A return to our heritage means adios to San Antone

Irelandclick

by Damian McCarney

The use of random names for new housing developments in West Belfast, such as the now notorious San Antone on the Suffolk Road, could become a thing of the past under a scheme led by a local Irish language economic development group.

Forbairt Feirste are calling on all builders, private developers and housing associations to attend a conference in the Whitefort Inn this Thursday to encourage the use of traditional names for new developments in the city.

The theme of the conference will be ‘Pilleadh ar an Dúchas’ – Returning to Our Heritage – and it will inform builders about the traditional names that already exist in Belfast.

Máirtín Mag Uidhir, business development officer of Forbairt Feirste, believes that using names of relevance to local heritage would greatly enhance the area.

“Often names are picked out of the air for new developments, when in Irish tradition almost every rock, hedge or field from Malin to Mizen had a name of its own.

“We in Belfast want to follow the good example of Cork, Clare, Galway and other places which are returning to traditional names for new developments, streets and roads.

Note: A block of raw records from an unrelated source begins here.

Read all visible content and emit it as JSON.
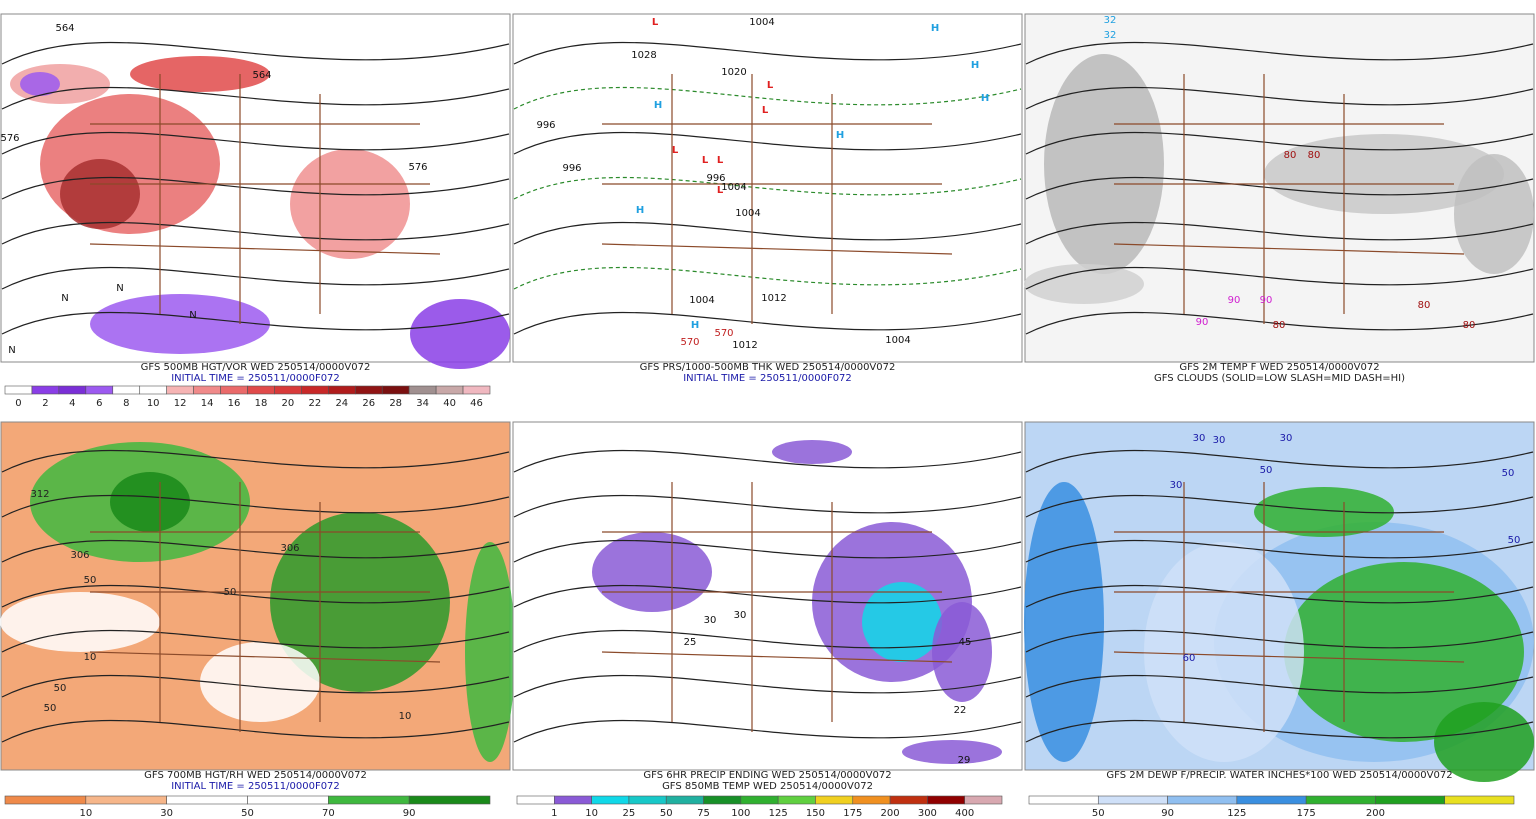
{
  "panels": [
    {
      "title": "GFS 500MB HGT/VOR WED 250514/0000V072",
      "subtitle": "INITIAL TIME = 250511/0000F072",
      "colorbar": {
        "labels": [
          "0",
          "2",
          "4",
          "6",
          "8",
          "10",
          "12",
          "14",
          "16",
          "18",
          "20",
          "22",
          "24",
          "26",
          "28",
          "34",
          "40",
          "46"
        ],
        "colors": [
          "#ffffff",
          "#8a3ee6",
          "#7a2fd6",
          "#9c5af0",
          "#ffffff",
          "#ffffff",
          "#f6b4b4",
          "#f08a8a",
          "#ea6a6a",
          "#e04a4a",
          "#d83a3a",
          "#c82828",
          "#b01c1c",
          "#901414",
          "#7a1010",
          "#a09090",
          "#c8a8a8",
          "#f0b8c0"
        ]
      },
      "map_labels": [
        "564",
        "564",
        "576",
        "576",
        "N",
        "N",
        "N",
        "N"
      ]
    },
    {
      "title": "GFS PRS/1000-500MB THK WED 250514/0000V072",
      "subtitle": "INITIAL TIME = 250511/0000F072",
      "map_labels": [
        "L",
        "L",
        "L",
        "L",
        "L",
        "L",
        "L",
        "H",
        "H",
        "H",
        "H",
        "H",
        "H",
        "H",
        "1012",
        "1004",
        "1004",
        "1028",
        "1020",
        "996",
        "996",
        "996",
        "1004",
        "1004",
        "1004",
        "1012",
        "570",
        "570"
      ]
    },
    {
      "title": "GFS 2M TEMP F WED 250514/0000V072",
      "subtitle": "GFS CLOUDS (SOLID=LOW SLASH=MID DASH=HI)",
      "map_labels": [
        "32",
        "32",
        "80",
        "80",
        "80",
        "90",
        "90",
        "90",
        "80",
        "80"
      ]
    },
    {
      "title": "GFS 700MB HGT/RH WED 250514/0000V072",
      "subtitle": "INITIAL TIME = 250511/0000F072",
      "colorbar": {
        "labels": [
          "10",
          "30",
          "50",
          "70",
          "90"
        ],
        "colors": [
          "#ef8a4a",
          "#f6b68a",
          "#ffffff",
          "#ffffff",
          "#3fb83f",
          "#1a8a1a"
        ]
      },
      "map_labels": [
        "312",
        "306",
        "306",
        "50",
        "50",
        "50",
        "10",
        "10",
        "50"
      ]
    },
    {
      "title": "GFS 6HR PRECIP ENDING WED 250514/0000V072",
      "subtitle": "GFS 850MB TEMP WED 250514/0000V072",
      "colorbar": {
        "labels": [
          "1",
          "10",
          "25",
          "50",
          "75",
          "100",
          "125",
          "150",
          "175",
          "200",
          "300",
          "400"
        ],
        "colors": [
          "#ffffff",
          "#8a5ad6",
          "#10d8e8",
          "#18c8c8",
          "#20b0a0",
          "#189028",
          "#30b030",
          "#60d040",
          "#f0d020",
          "#f09020",
          "#c03010",
          "#900000",
          "#d8a8b0"
        ]
      },
      "map_labels": [
        "25",
        "30",
        "45",
        "22",
        "29",
        "30"
      ]
    },
    {
      "title": "GFS 2M DEWP F/PRECIP. WATER INCHES*100 WED 250514/0000V072",
      "colorbar": {
        "labels": [
          "50",
          "90",
          "125",
          "175",
          "200"
        ],
        "colors": [
          "#ffffff",
          "#cfe0f8",
          "#90bff0",
          "#3a8fe0",
          "#30b030",
          "#20a020",
          "#e8e020"
        ]
      },
      "map_labels": [
        "30",
        "30",
        "30",
        "30",
        "50",
        "50",
        "60",
        "50"
      ]
    }
  ]
}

“Traditional place names are an absolute wealth of heritage, historical and topographical information, so it's a bit daft to be composing names for developments in the middle of Belfast that have zero connection to the locality,” said Máirtín.

Director of Forbairt Feirste, Jake MacSiacais, says that irrelevant names are all too common in West Belfast.

“There are loads of examples of developers naming apartments in a ridiculous fashion in West Belfast. For example there are San Marino and San Antone apartments on the Suffolk Road, yet these names have nothing to with Belfast, or even Ireland. So in this case they could have been named something like Plás an Ghleanna, which means Place of the Glen, and since it is beside Colin Glen it would actually mean something,” said Jake.

Forbairt Feirste have produced a booklet, ‘Name Your Place’, with funding provided by Foras na Gaeilge, to assist developers in naming areas.

“This booklet will be a practical guide to builders when naming an area and Forbairt Feirste will be offering to facilitate and research names for free whenever such an occasion should arise. While emphasis is put on using Irish names other places in Ireland have been careful to pick names easily pronounced by non-Irish speakers and that is certainly what we would be advising too,” said Máirtín Mag Uidhir.

The conference will be held on Thursday, February 23 at 11am in the Whitefort Inn, and refreshments will be provided. Jake MacSiacais praised the Whitefort Inn for their generosity in sponsoring the conference.

“This is yet another example of their commitment to the promotion of Gaelic heritage and culture, especially in the Gaeltacht Quarter,” said Jake.